The basement turned out to be empty, as he'd been promised it would be, and he made it to the far door without incident. Turning the metal handle, he stepped into the shabby subterranean office. It was a mess. Old, damp carpet curled up at the edges and the musty stench that pervaded the entire basement was much stronger here.

Four figures occupied the room. At the back were two skin-headed men in oversized jackets, with vicious expressions on their faces. They nodded to him wordlessly. No exchange of meaningless pleasantries was necessary. This was business and everyone knew why they were there. The goons were responsible for the state of the room's other occupants, a paunchy middle aged man and a young woman. Both were taped to chairs, their mouths slathered with the same industrial tape that held their bodies prisoner. Trussed up completely, the only way they had of communicating was with their eyes, and both sets of eyes were wide with terror. The strained, puffed breaths they took through their noses sent trails of moisture down the metallic surface of the tape. Kirk stood in front of them and pushed his glasses down momentarily, taking them in over the frames. Years ago he might have felt some pang of empathy, but he'd seen too many scenes like this to be concerned by soft impulses like that anymore.

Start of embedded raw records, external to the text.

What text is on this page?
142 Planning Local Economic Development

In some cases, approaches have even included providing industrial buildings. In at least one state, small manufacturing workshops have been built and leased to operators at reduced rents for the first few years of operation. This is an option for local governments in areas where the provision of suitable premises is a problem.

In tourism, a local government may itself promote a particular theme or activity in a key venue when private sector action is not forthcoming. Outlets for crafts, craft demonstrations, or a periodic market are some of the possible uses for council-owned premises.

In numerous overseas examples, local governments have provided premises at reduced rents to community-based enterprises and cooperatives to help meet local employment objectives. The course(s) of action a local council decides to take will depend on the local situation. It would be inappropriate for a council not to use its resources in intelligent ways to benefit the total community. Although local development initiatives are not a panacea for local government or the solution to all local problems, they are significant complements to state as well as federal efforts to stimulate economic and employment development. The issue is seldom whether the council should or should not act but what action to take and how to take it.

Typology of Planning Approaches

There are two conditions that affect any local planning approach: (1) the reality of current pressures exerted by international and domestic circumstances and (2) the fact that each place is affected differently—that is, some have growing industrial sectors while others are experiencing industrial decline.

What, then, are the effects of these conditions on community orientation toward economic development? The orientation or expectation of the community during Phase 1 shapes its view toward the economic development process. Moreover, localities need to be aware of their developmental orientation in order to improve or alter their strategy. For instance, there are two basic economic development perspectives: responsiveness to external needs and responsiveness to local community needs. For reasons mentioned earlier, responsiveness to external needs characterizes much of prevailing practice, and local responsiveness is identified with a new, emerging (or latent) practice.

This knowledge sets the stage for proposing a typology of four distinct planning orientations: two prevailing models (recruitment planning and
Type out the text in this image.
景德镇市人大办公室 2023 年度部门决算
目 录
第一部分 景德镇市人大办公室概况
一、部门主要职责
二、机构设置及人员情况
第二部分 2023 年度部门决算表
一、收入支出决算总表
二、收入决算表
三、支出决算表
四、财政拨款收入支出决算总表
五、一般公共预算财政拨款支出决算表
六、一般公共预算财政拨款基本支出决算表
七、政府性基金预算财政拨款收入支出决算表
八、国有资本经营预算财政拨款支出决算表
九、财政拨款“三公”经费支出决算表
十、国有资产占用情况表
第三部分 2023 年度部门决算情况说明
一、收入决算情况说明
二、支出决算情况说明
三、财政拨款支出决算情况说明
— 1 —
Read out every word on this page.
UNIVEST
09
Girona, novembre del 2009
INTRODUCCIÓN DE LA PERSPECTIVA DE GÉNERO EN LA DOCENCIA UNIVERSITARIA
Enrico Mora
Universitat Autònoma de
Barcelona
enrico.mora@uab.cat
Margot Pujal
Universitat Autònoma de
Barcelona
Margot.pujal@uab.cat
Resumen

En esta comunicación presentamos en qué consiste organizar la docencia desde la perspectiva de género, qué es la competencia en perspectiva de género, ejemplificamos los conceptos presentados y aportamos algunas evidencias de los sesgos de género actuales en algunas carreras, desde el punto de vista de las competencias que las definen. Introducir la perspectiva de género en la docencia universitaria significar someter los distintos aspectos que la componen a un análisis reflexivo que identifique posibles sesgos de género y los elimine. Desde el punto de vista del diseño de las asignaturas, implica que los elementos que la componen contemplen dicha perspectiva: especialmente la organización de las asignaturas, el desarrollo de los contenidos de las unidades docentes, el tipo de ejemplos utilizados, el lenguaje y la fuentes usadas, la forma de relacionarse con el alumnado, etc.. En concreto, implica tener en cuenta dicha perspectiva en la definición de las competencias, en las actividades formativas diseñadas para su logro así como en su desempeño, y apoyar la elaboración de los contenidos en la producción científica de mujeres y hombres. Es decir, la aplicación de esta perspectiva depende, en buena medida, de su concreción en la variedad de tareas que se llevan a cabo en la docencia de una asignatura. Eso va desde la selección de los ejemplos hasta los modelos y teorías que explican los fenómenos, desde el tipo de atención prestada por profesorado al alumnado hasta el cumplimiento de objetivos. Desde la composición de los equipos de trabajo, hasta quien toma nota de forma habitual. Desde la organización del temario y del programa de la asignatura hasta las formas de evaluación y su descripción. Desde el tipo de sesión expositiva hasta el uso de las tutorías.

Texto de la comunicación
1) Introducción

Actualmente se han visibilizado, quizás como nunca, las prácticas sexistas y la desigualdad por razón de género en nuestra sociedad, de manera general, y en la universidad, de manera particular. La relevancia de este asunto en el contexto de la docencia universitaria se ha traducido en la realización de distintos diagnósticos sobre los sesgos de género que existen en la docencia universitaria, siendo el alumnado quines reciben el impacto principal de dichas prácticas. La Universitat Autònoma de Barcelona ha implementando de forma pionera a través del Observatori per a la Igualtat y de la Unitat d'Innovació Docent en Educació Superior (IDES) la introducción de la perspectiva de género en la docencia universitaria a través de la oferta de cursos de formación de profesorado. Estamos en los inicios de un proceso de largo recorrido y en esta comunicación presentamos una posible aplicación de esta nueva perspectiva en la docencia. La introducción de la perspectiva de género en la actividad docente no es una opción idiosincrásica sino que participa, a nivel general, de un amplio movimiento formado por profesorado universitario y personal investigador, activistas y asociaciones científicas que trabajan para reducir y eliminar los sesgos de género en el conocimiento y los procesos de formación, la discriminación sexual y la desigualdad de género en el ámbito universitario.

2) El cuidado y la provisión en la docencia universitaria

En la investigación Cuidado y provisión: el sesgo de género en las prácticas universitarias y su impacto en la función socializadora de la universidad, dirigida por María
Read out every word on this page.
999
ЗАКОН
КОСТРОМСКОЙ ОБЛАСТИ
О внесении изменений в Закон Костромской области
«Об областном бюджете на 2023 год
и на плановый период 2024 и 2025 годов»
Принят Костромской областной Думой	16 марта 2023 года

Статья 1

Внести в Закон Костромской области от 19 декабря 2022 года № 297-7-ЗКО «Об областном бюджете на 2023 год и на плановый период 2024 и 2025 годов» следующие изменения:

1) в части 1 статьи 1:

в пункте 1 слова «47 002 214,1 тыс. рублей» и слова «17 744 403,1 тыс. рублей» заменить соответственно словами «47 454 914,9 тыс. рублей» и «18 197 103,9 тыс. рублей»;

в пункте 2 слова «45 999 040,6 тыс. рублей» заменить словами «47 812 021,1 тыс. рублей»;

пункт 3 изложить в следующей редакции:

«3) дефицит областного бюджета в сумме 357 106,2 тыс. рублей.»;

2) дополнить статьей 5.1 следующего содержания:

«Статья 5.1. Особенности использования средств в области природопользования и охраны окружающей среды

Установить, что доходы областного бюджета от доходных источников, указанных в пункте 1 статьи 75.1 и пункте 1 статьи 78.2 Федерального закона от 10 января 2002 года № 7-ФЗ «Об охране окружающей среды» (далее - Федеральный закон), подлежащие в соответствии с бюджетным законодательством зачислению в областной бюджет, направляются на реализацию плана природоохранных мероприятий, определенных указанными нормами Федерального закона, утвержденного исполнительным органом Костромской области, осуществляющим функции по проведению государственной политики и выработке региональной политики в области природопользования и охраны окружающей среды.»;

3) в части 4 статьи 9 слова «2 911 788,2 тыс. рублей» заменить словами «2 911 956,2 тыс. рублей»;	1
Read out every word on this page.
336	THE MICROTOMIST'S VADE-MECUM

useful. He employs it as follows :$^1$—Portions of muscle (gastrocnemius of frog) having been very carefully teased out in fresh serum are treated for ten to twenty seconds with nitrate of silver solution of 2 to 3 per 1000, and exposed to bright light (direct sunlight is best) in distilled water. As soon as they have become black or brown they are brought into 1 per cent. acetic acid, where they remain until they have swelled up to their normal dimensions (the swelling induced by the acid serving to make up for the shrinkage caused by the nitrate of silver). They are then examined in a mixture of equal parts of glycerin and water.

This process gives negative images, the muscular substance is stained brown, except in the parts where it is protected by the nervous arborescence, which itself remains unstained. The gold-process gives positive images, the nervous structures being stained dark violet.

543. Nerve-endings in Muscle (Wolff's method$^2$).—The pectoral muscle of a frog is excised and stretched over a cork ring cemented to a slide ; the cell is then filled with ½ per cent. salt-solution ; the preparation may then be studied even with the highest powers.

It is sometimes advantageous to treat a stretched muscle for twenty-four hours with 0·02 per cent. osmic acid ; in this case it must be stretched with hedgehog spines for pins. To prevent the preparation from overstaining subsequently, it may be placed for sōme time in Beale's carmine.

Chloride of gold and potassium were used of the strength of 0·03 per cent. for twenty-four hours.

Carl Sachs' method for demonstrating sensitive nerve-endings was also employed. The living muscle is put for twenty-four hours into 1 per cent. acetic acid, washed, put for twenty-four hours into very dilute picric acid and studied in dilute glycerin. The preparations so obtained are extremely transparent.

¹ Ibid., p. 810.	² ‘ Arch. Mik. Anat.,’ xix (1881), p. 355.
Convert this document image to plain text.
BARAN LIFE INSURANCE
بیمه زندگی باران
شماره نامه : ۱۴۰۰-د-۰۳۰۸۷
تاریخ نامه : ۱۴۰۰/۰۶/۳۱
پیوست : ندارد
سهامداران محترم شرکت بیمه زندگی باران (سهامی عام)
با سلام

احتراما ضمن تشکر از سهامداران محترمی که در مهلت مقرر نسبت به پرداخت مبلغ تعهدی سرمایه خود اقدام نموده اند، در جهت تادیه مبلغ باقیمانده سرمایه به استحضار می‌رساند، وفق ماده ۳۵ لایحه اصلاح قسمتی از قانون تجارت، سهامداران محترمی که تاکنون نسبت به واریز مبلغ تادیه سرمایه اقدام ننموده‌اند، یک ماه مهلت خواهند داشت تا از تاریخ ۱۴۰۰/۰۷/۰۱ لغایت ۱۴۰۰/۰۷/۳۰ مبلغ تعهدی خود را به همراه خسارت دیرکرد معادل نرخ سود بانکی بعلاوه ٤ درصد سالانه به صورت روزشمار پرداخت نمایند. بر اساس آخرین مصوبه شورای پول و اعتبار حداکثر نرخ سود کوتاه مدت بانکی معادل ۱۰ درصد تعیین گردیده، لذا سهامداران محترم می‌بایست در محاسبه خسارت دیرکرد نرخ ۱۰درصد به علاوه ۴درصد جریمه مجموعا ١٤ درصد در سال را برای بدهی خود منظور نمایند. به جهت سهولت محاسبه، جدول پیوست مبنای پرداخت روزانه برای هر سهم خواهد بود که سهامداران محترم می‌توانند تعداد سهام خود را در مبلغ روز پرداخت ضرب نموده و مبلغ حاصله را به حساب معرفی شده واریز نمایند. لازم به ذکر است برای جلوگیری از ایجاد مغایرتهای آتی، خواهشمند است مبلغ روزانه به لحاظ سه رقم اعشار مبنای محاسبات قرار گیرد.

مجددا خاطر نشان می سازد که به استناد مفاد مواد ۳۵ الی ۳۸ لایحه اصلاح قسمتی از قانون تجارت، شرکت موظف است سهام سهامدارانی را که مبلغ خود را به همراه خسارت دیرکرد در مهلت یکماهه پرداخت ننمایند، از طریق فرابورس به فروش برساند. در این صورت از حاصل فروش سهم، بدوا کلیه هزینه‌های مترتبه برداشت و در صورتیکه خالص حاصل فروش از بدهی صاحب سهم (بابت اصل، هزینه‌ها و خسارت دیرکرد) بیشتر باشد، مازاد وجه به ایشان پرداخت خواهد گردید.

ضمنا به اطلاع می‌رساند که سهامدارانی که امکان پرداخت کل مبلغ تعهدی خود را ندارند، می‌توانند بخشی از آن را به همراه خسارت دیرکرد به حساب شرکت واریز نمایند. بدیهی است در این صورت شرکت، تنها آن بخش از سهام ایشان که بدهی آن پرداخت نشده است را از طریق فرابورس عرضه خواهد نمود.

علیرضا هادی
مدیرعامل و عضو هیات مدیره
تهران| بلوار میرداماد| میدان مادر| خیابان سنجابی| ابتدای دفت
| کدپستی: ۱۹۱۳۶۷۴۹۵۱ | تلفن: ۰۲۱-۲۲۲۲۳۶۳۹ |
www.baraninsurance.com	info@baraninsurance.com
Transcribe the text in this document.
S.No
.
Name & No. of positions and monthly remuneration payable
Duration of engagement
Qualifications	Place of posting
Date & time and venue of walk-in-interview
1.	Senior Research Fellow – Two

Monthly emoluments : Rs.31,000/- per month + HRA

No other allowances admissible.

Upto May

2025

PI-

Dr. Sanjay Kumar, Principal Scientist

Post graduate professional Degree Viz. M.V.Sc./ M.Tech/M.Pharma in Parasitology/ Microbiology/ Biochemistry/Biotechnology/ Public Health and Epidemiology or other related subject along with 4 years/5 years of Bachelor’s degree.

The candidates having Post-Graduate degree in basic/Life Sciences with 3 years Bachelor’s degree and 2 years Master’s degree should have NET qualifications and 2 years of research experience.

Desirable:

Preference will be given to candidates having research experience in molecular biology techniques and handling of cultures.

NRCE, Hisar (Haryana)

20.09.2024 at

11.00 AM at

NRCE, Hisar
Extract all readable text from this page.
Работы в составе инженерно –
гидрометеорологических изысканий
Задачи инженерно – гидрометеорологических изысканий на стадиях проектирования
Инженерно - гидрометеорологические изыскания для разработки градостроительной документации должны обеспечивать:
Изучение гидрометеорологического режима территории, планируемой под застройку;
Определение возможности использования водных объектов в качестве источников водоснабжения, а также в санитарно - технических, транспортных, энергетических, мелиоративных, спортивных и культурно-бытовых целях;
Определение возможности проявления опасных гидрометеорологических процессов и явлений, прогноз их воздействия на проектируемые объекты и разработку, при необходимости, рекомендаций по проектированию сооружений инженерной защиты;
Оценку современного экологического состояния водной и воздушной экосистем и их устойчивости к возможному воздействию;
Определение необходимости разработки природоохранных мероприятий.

This was often the face of business in the underworld, a world he'd grown comfortable in. Where once he would have balked at the idea of detaining a man and threatening him over money, he'd quickly learned that there are layers of law in the world. There is the written law, which the majority of society obeys. There is the law as it applies to the very rich and powerful, a fact that is resented by the common people who are free to observe the imbalance. Then there is the law as understood by the ruthless outcasts who carve out empires on the fringes of the mainstream: those who run guns, drugs and flesh, those whose dealings never see the light of day. This was the world Kirk inhabited. It was a filthy, cruel world, but no less ordered than common society in its own perverse way.

He stepped forward and ripped the tape from the older man's mouth. After a gurgle of pain, the blabbering began almost immediately, the pleas for clemency, for life. If he'd known what Kirk knew, he'd have saved his breath. There was no point pleading. Anybody willing to kill a man trussed up in a chair was likely to enjoy the sight of their victim groveling before them. Defiance would have been a better option, but fear and a primal desire to appease the aggressor made the old man blubber like a baby. His name was Phil, Phil Day and he was a limp wristed importer / exporter who'd gotten in way over his head with the Russians who lurked in the background, waiting to finish the job they'd started. Kirk didn't know who the woman was; he didn't pay her much mind. She was as good as dead now that she was in this room, privy to a dirty business that should never be made known to feminine ears and eyes.

“Silence,” Kirk ordered, cutting the man off with an abrupt, unsentimental bark. “You know why I'm here. Twenty million. I'm taking it before I leave here today, one way or another.”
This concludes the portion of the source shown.